Personal information
- Full name: Tony Notte
- Date of birth: 15 April 1990 (age 35)
- Original team(s): Upper Swan JFC
- Height: 194 cm (6 ft 4 in)
- Weight: 90 kg (198 lb)
- Position(s): Forward/Ruck

Club information
- Current club: Swan Districts
- Number: 28

Playing career^{1}
- Years: Club / Games (Goals)
- 2008–2025: Swan Districts / 323 (192)
- 2008: West Coast / 2 (0)
- Total:  / 325 (192)
- ^{1} Playing statistics correct to the end of 2024.

Career highlights
- WAFL Premiership Player: 2010; AIS-AFL Academy 2007; Western Australia Under-18 team 2007; Swan Districts best and fairest (2013, 2015, 2018);

= Tony Notte =

Australian rules footballer

Tony Notte (born 15 April 1990) is an Australian rules footballer currently listed with the Swan Districts Football Club in the West Australian Football League (WAFL). He previously played two matches for the West Coast Eagles in the Australian Football League (AFL).

==Career==
Born in Perth, Western Australia, Notte played junior football for the Upper Swan Junior Football Club, and attended Governor Stirling Senior High School in Woodbridge.
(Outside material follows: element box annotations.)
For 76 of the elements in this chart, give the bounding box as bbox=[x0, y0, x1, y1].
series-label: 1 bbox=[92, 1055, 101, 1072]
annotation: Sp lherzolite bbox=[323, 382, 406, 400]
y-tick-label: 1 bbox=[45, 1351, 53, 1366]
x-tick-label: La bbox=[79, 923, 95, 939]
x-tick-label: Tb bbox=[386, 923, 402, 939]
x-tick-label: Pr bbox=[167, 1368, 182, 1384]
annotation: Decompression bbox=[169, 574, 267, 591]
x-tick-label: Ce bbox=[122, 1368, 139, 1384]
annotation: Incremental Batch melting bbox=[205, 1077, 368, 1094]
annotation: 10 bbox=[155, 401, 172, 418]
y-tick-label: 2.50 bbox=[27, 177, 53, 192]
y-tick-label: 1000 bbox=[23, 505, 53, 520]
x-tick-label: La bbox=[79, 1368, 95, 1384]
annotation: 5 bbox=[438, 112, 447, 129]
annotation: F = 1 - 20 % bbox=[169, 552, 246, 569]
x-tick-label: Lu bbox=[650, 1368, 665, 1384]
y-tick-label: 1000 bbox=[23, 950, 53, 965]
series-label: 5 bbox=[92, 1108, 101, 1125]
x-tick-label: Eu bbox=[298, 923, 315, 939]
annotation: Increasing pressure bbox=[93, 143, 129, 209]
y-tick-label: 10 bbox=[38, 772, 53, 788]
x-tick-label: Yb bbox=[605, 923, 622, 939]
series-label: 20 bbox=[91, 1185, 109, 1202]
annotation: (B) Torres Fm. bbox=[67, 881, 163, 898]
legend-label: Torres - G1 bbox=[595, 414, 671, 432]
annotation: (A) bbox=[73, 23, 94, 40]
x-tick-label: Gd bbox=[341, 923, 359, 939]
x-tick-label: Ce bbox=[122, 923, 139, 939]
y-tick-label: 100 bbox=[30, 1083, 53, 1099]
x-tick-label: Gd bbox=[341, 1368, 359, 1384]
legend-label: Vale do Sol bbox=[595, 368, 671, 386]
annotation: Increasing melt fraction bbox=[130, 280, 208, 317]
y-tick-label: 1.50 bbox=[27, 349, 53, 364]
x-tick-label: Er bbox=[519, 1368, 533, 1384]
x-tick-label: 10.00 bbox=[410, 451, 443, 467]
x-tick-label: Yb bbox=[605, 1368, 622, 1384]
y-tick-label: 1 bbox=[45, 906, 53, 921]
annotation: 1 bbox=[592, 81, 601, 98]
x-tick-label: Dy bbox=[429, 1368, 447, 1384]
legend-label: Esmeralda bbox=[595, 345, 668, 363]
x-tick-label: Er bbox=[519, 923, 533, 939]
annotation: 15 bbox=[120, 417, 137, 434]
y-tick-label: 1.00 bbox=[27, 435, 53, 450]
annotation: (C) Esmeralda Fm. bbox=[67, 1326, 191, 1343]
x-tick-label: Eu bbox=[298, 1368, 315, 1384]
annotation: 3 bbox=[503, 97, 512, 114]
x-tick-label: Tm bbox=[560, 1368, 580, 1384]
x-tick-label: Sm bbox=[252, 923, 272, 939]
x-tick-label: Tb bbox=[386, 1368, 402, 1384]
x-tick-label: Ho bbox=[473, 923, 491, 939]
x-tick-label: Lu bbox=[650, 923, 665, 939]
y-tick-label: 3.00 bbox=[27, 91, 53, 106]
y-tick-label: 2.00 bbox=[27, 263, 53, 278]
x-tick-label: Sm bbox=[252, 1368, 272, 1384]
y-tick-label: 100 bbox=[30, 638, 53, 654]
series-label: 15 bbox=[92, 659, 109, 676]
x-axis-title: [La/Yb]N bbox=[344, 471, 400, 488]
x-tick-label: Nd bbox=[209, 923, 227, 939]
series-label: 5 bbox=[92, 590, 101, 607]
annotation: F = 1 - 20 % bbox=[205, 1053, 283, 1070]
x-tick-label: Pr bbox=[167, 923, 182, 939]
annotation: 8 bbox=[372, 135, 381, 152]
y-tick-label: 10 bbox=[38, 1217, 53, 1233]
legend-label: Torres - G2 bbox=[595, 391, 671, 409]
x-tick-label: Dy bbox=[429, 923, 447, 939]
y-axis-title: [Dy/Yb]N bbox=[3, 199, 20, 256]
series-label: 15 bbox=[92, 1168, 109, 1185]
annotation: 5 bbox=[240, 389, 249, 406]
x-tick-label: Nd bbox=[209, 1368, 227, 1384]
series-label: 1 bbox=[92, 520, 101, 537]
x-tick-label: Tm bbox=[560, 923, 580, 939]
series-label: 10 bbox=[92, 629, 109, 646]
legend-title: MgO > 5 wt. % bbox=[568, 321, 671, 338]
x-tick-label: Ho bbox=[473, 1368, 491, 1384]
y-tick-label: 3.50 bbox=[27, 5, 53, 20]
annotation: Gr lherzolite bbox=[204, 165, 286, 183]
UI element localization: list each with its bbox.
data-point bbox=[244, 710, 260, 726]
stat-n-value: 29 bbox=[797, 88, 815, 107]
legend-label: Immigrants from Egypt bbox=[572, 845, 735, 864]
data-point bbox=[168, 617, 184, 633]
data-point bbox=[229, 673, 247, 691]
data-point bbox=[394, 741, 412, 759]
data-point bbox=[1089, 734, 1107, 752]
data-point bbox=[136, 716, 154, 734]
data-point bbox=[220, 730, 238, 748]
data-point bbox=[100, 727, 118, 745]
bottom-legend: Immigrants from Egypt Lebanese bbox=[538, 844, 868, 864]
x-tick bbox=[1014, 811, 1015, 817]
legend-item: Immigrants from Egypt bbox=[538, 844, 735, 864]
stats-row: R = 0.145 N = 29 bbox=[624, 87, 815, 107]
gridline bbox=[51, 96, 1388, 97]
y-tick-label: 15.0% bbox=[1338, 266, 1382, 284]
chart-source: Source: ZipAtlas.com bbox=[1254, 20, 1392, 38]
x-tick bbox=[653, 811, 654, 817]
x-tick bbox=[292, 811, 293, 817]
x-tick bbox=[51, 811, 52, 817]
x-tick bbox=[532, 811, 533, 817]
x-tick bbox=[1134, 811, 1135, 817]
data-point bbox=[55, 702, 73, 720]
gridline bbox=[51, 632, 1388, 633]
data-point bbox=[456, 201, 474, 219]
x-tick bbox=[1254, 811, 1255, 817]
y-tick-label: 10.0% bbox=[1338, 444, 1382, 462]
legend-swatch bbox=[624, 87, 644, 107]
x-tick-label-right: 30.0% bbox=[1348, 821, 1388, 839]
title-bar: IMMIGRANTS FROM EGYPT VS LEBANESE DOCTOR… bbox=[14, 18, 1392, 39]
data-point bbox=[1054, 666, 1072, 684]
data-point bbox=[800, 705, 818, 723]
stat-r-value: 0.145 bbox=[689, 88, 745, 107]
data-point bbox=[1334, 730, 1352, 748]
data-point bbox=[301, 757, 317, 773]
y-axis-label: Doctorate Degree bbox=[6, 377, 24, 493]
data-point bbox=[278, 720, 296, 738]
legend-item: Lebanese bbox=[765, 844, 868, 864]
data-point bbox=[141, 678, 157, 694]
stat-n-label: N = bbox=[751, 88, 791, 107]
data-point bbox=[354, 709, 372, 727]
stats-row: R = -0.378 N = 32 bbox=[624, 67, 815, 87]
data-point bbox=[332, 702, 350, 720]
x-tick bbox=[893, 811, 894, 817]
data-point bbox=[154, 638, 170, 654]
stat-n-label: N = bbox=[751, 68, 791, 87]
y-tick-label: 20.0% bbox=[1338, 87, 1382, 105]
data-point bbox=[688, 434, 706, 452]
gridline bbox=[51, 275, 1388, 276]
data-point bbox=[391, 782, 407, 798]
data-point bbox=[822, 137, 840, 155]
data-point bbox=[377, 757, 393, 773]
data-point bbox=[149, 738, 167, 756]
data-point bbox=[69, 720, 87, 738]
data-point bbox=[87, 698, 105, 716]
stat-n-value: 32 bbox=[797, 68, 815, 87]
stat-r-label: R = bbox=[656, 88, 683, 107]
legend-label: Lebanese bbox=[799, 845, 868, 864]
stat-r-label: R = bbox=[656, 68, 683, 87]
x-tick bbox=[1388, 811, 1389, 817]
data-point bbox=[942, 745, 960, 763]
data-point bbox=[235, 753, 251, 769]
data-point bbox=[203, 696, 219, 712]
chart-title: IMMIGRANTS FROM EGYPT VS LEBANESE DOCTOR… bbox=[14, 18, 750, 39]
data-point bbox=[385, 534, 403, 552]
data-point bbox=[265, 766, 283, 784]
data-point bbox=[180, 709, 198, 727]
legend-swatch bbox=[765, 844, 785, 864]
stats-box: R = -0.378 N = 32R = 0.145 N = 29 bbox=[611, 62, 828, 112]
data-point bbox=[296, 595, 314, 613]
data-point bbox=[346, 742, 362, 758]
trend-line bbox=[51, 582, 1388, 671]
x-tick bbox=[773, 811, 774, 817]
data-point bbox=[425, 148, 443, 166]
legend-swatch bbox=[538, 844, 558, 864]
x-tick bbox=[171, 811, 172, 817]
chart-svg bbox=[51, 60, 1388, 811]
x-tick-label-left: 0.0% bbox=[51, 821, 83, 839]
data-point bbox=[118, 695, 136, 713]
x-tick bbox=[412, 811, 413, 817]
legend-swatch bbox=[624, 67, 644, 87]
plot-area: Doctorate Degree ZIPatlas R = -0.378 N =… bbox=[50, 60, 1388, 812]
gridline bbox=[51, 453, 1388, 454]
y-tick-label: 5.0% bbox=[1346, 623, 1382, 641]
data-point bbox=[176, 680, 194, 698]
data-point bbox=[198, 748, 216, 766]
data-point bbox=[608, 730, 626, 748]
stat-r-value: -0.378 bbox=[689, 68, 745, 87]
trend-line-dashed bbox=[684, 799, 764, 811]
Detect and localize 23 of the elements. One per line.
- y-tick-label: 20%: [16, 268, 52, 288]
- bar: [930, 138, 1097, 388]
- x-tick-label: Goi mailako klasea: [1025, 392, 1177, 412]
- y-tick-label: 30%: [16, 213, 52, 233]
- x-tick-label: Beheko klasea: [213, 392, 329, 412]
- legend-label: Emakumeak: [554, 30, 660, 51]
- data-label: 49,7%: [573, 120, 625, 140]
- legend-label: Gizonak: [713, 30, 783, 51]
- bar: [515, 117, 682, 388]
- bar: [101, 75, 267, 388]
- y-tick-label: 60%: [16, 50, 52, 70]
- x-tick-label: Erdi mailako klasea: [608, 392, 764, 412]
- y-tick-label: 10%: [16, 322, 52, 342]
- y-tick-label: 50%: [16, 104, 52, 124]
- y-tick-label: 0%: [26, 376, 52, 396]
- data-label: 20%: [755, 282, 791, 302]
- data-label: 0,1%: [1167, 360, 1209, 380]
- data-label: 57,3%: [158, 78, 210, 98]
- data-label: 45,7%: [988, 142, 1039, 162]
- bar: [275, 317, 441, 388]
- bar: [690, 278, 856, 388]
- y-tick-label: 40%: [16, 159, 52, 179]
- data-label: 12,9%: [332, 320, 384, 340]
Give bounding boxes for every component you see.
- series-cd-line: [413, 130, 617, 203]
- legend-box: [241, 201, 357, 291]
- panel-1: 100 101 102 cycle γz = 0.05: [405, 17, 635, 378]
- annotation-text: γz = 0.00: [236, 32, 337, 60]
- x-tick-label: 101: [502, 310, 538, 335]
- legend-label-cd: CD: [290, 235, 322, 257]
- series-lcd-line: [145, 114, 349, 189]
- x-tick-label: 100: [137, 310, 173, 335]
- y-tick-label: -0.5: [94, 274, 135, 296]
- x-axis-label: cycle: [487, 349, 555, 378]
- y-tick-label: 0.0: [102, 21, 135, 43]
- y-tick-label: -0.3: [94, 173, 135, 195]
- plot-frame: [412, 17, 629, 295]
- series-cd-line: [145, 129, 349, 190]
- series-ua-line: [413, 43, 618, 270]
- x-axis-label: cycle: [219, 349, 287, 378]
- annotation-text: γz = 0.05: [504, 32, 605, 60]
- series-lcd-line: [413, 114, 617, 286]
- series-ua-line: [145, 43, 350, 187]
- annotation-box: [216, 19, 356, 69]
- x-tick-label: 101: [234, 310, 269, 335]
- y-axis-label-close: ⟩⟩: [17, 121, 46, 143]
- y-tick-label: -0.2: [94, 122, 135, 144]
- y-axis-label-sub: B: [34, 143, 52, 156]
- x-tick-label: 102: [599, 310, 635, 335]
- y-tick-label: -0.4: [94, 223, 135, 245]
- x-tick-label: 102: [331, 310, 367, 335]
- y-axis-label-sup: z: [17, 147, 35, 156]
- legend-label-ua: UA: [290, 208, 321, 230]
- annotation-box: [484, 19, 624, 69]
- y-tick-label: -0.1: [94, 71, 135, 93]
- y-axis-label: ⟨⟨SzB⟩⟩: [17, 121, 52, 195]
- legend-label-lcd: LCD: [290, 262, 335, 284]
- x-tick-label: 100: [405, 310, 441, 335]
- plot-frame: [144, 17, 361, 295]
He represented Western Australia at the 2007 AFL Under 18 Championships, and was part of the Australian Institute of Sport's AFL Academy intake in 2007. Notte also played colts (under-18) matches for the Swan Districts Football Club in the WAFL. Notte was drafted by West Coast with the 20th pick overall in the 2007 National Draft, held in November 2007. He made his AFL debut in Round 20, 2008 against the Melbourne Football Club. Notte was de-listed at the end of the 2010 season.

On 28 June 2025, Notte played his 323rd and final WAFL game for Swan Districts, finishing as the club's games record holder.